Нелегкое полугодие просто с какими-то дикими испытаниями и невероятным людьми, с которыми я познакомилась. Даже не верится, что всё, — сказала врач. Максимовская подчеркнула, что ее уход из
больницы был добровольным и она с нетерпением ждет, когда снова встретится со своими пациентами по медицинскому профилю. — Это был новый опыт в работе с реанимационными больными в особо
тяжелых условиях. Психологически сложно было. Всё усугубляла хроническая усталость при таком темпе работы. Мне нравилось помогать пациентам теми способами, которые были доступны. Сейчас я
вернулся к прежнему ритму работы. Перестроиться было непросто, но сейчас я понимаю, насколько мы не ценили прежние условия труда в доковидные времена, — отметил один из бывших реаниматологов
«красной» зоны. ГРОЗИТ ЛИ МЕДИКАМ ПОСТТРАВМАТИЧЕСКИЙ СИНДРОМ? ОТВЕЧАЮТ ПСИХОЛОГИ — Мне сразу вспоминается фильм про Рэмбо: человек вернулся с войны и не может устроиться в мирное время,
потому что долгое время пребывал в стрессе. Можно применить эту метафору и сюда, — считает практикующий психолог Роман Крюков. Специалист сравнил молодых врачей, прошедших «красную» зону, с
новобранцами на передовой — они спасали жизни, их уважали за тяжелый труд. — Чтобы точно знать, как работа в «красной» зоне повлияет на врачей, нужно проводить исследование. Но можно
предположить, что у врачей, которые работали там длительное время, может сформироваться посттравматическое стрессовое расстройство со всеми вытекающими. Это большая нагрузка на психику и
регулярная встреча со смертью. Стресс бесследно не проходит. По мнению Крюкова, российская медицина еще не сталкивалась с подобным вызовом. Специалист по тревожным расстройствам Павел
Жавнеров считает, что любой врач получает психологическую травму в первые два года обучения. — Всё остальное — профессиональная деформация. Многие врачи к смертям относятся так же спокойно,
как швея к тому, что шов лежит неровно. Но есть другой момент: переутомление. Человек может выполнять большую нагрузку и даже не замечать, как истощаются все его ресурсы. Нагрузка
заканчивается — и он [остается] с болезнями, усталостями и даже паническими атаками. Жавнеров советует врачам возвращаться в обычную жизнь постепенно: больше отдыхать, раньше ложиться спать,
заниматься спортом. — Врачи — это люди, которые стремятся спасать, оказываться на переломном моменте между жизнью и смертью. Они это делают. Их ценят. А потом говорят: «Всё, ты больше не
нужен, собирай анализы в пробирки, выписывай рецепты, слушай бабушек-дедушек, которые жалуются на одно и то же по 15 раз в день». Они, [врачи], возвращаются в рутину. У них были боевые
действия, где они были нужны и важны, чувствовали свою значимость, гордились собой. То самое, что они искали в медицине, когда поступали в вуз. Людям, отработавшим по своей специальности
несколько лет, будет проще, чем ординаторам. После стационара для молодых врачей рутина может быть болезненной, считает Жавнеров: — Это как в песне: «Гораздо трудней не свихнуться со скуки и
выдержать полный штиль». Вот это — самое тяжелое. Врачи могут разочароваться в профессии. Целеустремленный человек останется.
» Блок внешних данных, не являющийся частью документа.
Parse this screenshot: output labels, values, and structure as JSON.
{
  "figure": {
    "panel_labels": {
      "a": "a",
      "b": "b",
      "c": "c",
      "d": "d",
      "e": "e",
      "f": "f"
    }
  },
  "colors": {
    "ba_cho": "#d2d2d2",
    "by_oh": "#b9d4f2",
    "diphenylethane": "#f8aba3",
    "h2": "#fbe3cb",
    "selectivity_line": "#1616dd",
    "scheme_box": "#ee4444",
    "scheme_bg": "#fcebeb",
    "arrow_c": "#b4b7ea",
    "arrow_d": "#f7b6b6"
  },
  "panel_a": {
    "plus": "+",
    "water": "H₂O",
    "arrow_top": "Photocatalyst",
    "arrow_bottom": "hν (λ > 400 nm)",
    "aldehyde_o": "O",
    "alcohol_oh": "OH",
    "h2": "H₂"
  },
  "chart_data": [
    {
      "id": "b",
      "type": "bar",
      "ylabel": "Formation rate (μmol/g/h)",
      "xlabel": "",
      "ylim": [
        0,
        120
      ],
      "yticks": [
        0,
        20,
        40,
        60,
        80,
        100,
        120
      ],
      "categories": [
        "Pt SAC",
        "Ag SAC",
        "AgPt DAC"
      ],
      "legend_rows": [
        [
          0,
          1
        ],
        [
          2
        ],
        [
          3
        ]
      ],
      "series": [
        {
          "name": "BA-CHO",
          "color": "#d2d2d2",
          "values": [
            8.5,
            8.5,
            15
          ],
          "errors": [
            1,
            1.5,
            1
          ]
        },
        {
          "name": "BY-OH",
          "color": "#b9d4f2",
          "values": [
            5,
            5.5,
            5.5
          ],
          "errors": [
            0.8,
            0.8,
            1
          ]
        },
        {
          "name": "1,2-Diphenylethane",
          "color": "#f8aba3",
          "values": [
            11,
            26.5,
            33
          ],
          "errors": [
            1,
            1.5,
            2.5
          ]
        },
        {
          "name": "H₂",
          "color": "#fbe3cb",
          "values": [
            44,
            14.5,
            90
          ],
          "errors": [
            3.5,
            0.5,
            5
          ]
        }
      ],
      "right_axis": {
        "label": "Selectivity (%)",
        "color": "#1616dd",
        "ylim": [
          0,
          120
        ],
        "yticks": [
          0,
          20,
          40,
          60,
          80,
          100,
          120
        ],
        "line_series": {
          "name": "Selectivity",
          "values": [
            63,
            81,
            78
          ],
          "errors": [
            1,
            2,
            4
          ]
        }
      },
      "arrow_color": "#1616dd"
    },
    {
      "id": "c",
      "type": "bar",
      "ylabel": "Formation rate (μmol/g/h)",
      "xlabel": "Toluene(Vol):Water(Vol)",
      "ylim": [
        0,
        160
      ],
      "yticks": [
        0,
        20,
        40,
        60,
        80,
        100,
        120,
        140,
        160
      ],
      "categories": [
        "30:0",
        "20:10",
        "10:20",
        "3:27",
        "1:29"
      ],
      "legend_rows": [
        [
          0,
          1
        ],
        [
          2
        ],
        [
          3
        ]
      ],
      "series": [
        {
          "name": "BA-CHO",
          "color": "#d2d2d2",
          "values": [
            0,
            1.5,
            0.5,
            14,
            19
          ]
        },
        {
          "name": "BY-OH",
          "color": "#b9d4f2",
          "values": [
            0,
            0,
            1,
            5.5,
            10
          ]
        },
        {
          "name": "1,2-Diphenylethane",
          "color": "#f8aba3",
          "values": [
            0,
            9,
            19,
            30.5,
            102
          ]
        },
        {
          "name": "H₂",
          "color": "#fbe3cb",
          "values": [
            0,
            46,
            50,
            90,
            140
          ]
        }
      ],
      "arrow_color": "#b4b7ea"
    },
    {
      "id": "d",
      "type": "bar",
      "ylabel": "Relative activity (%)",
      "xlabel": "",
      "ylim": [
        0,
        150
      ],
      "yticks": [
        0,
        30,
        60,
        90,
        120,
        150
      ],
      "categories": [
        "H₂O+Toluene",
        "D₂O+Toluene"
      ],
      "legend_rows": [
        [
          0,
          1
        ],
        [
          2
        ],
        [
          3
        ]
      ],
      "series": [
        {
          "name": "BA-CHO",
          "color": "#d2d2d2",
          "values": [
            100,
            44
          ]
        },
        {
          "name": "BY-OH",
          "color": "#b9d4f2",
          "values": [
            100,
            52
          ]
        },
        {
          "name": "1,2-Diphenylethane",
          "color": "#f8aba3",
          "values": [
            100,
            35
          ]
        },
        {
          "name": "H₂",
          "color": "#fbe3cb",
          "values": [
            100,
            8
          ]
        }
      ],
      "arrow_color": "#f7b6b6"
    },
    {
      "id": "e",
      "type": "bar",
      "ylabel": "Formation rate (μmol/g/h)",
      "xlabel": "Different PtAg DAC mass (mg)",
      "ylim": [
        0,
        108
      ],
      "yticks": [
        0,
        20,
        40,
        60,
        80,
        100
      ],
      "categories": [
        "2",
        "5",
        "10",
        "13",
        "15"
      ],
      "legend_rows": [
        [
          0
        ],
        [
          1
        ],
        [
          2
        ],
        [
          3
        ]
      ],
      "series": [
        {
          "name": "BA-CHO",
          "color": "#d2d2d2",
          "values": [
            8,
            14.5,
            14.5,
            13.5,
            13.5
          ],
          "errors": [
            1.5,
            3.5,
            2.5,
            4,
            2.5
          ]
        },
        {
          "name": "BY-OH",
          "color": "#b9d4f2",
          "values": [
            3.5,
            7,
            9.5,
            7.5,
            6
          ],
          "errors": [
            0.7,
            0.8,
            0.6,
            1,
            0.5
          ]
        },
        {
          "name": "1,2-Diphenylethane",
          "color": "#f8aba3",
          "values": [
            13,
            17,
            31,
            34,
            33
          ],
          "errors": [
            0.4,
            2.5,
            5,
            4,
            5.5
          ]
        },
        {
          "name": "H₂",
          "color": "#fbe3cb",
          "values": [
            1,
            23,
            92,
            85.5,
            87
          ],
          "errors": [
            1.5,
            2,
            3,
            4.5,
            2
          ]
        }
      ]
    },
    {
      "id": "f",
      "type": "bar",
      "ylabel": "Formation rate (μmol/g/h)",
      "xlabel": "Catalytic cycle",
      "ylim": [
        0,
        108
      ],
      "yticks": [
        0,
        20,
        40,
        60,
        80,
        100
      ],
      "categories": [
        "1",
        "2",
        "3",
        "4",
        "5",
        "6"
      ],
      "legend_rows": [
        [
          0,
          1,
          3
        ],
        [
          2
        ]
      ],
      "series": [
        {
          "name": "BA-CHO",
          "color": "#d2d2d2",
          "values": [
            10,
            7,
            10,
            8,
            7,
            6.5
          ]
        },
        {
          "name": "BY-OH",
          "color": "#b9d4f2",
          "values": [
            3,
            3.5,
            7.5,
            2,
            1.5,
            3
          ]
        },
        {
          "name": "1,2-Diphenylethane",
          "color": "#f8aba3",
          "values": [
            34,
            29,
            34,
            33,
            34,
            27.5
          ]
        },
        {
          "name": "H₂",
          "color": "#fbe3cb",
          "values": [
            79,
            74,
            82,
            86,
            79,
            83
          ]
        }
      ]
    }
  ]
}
Тут вопрос в другом: так ли всё хорошо, что закрывают
госпитали, а вдруг болезнь вернется? НЕ РАНО ЛИ ЗАКРЫВАЮТ ГОСПИТАЛИ? — Коронавирусные госпитали никуда не исчезают, их в любой момент можно развернуть. И, соответственно, привлечь
специалистов. Но пока что заболеваемость стабильна, прироста нет, [показатели в стране] — около 9 тысяч случаев ежедневно. Количество пациентов, нуждающихся в госпитализации, падает. И нет
ничего страшного в том, что эти мощности перепрофилируют на другие направления. Это не означает, что, если заболеваемость будет расти, их нельзя будет быстро развернуть, — считает Гузель
Улумбекова, ректор ВШОУЗ, доктор медицинских наук, профессор. По словам Улумбековой, в крупных городах — Москве и Санкт-Петербурге — примерно 40% населения уже имеют антитела. — К тому же в
России люди живут не так скученно, как в Европе или Индии. Я надеюсь, если третья волна все-таки придет, это не даст ей сильно разбушеваться. Ну и медленно, но все-таки растет число
вакцинированных. Специалист утверждает, что при необходимости ковидные госпитали можно разворачивать быстро — в течение нескольких дней.